Muscle weakness and weariness brought on by these illnesses worsen over time. While the symptoms of some neuromuscular diseases first manifest in children, those of others might develop as children or even adults. The specific neuromuscular condition and the body regions involved will determine the symptoms.

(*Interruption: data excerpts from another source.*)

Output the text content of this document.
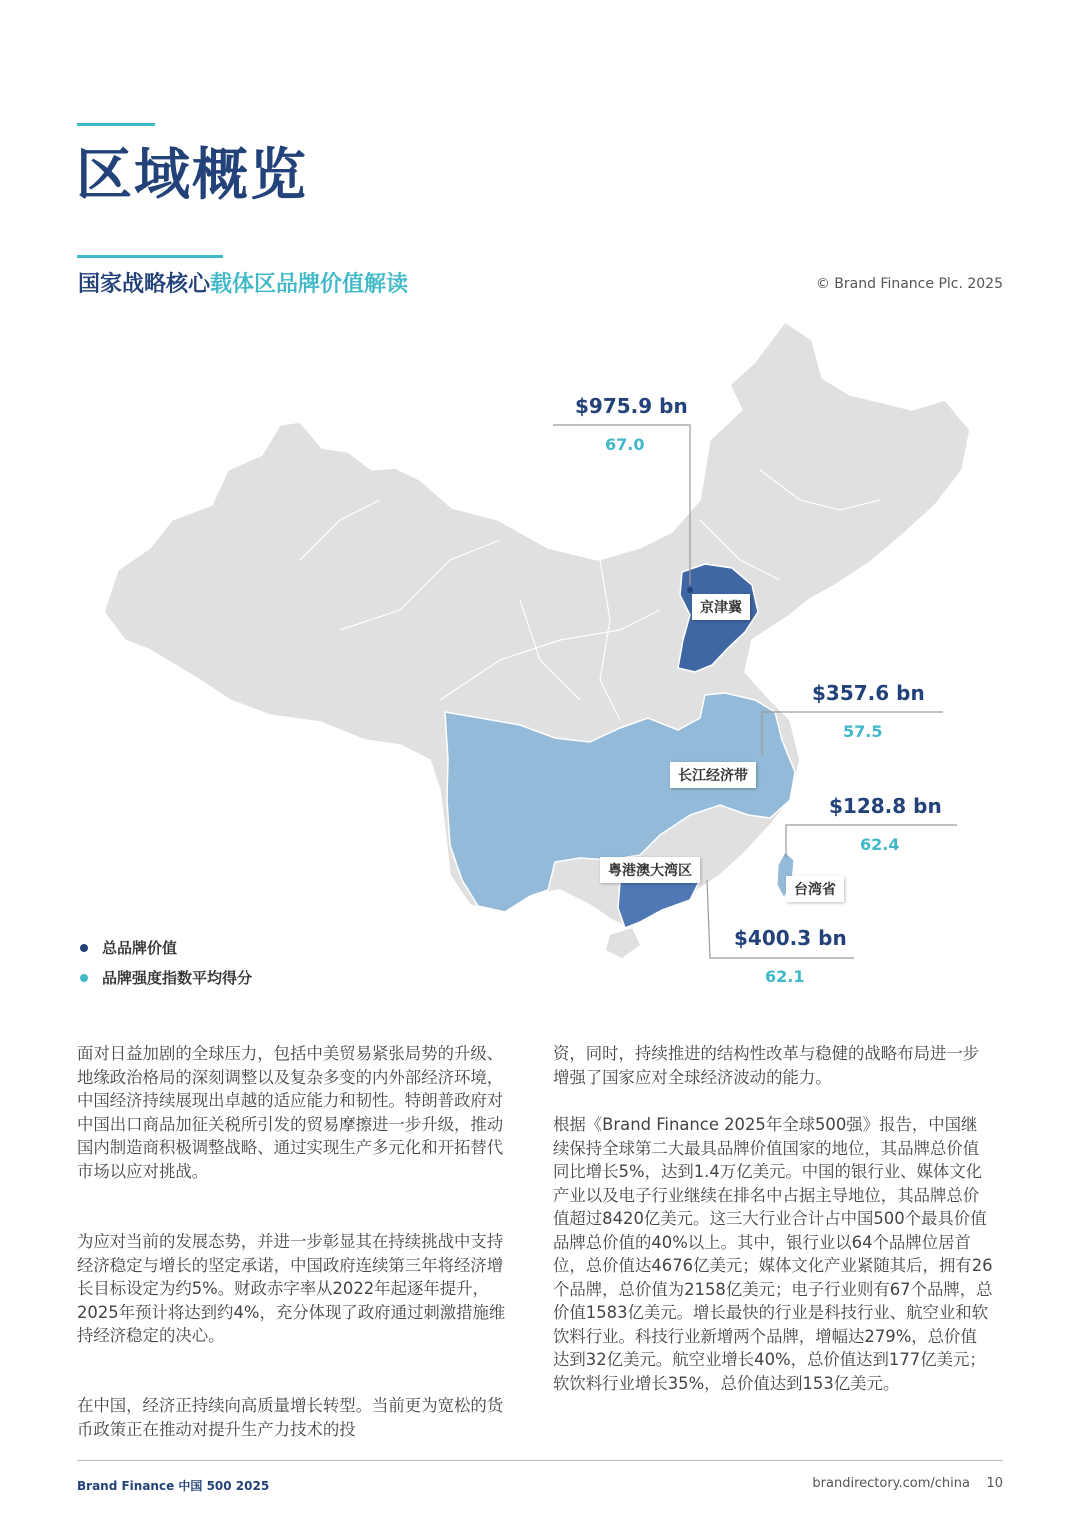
区域概览
国家战略核心载体区品牌价值解读	© Brand Finance Plc. 2025
$975.9 bn
67.0
京津冀
$357.6 bn
57.5
长江经济带
$128.8 bn
62.4
台湾省
粤港澳大湾区
$400.3 bn
62.1
总品牌价值
品牌强度指数平均得分

面对日益加剧的全球压力，包括中美贸易紧张局势的升级、地缘政治格局的深刻调整以及复杂多变的内外部经济环境，中国经济持续展现出卓越的适应能力和韧性。特朗普政府对中国出口商品加征关税所引发的贸易摩擦进一步升级，推动国内制造商积极调整战略、通过实现生产多元化和开拓替代市场以应对挑战。

为应对当前的发展态势，并进一步彰显其在持续挑战中支持经济稳定与增长的坚定承诺，中国政府连续第三年将经济增长目标设定为约5%。财政赤字率从2022年起逐年提升，2025年预计将达到约4%，充分体现了政府通过刺激措施维持经济稳定的决心。

在中国，经济正持续向高质量增长转型。当前更为宽松的货币政策正在推动对提升生产力技术的投

资，同时，持续推进的结构性改革与稳健的战略布局进一步增强了国家应对全球经济波动的能力。

根据《Brand Finance 2025年全球500强》报告，中国继续保持全球第二大最具品牌价值国家的地位，其品牌总价值同比增长5%，达到1.4万亿美元。中国的银行业、媒体文化产业以及电子行业继续在排名中占据主导地位，其品牌总价值超过8420亿美元。这三大行业合计占中国500个最具价值品牌总价值的40%以上。其中，银行业以64个品牌位居首位，总价值达4676亿美元；媒体文化产业紧随其后，拥有26个品牌，总价值为2158亿美元；电子行业则有67个品牌，总价值1583亿美元。增长最快的行业是科技行业、航空业和软饮料行业。科技行业新增两个品牌，增幅达279%，总价值达到32亿美元。航空业增长40%，总价值达到177亿美元；软饮料行业增长35%，总价值达到153亿美元。

Brand Finance 中国 500 2025	brandirectory.com/china 10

The followings are some signs and symptoms of neuromuscular disorders:
- Muscle weakness that can lead to twitching, cramps, aches and pains
- Muscle loss
- Movement issues
- Balance problems
- Numbness, tingling or painful sensations
- Droopy eyelids
- Double vision
- Trouble swallowing
- Trouble breathing
Types of neuromuscular disorders include:
- Amyotrophic lateral sclerosis (ALS)
- Charcot-Marie-Tooth disease
- Multiple sclerosis
- Muscular dystrophy
- Myasthenia gravis
- Myopathy
- Myositis, including polymyositis and dermatomyositis
- Peripheral neuropathy
- Spinal muscular atrophy
Danger factors and the causes
Specific neuromuscular problems may also be brought on by immune system issues. Neuromuscular disorders can be inherited or brought on by a spontaneous gene mutation.
Diagnosis
The patient will be examined by a doctor, who will also get their medical and family history. In addition to assessing the patient’s various symptoms, a doctor may decide to conduct further diagnostic procedures, such as:
- Blood test to check for elevated enzymes
- Magnetic resonance imaging (MRI) scan of the brain and spinal cord
- Lumbar puncture (spinal tap) to check cerebrospinal fluid
- Electromyography (EMG) to record the electrical activity of each muscle
- Nerve conduction studies to see how well signals travel from nerve to muscle
- Muscle biopsy to examine a sample of muscle tissue under a microscope
- Genetic testing to confirm gene mutations
Treatment
Neuromuscular problems are now incurable. In an effort to develop a solution, research is being done on genetic therapies and novel drugs. Medication, physical therapy, occupational therapy, and, where necessary, surgery are used to treat symptoms, slow the progression of the disease, and improve patients’ quality of life.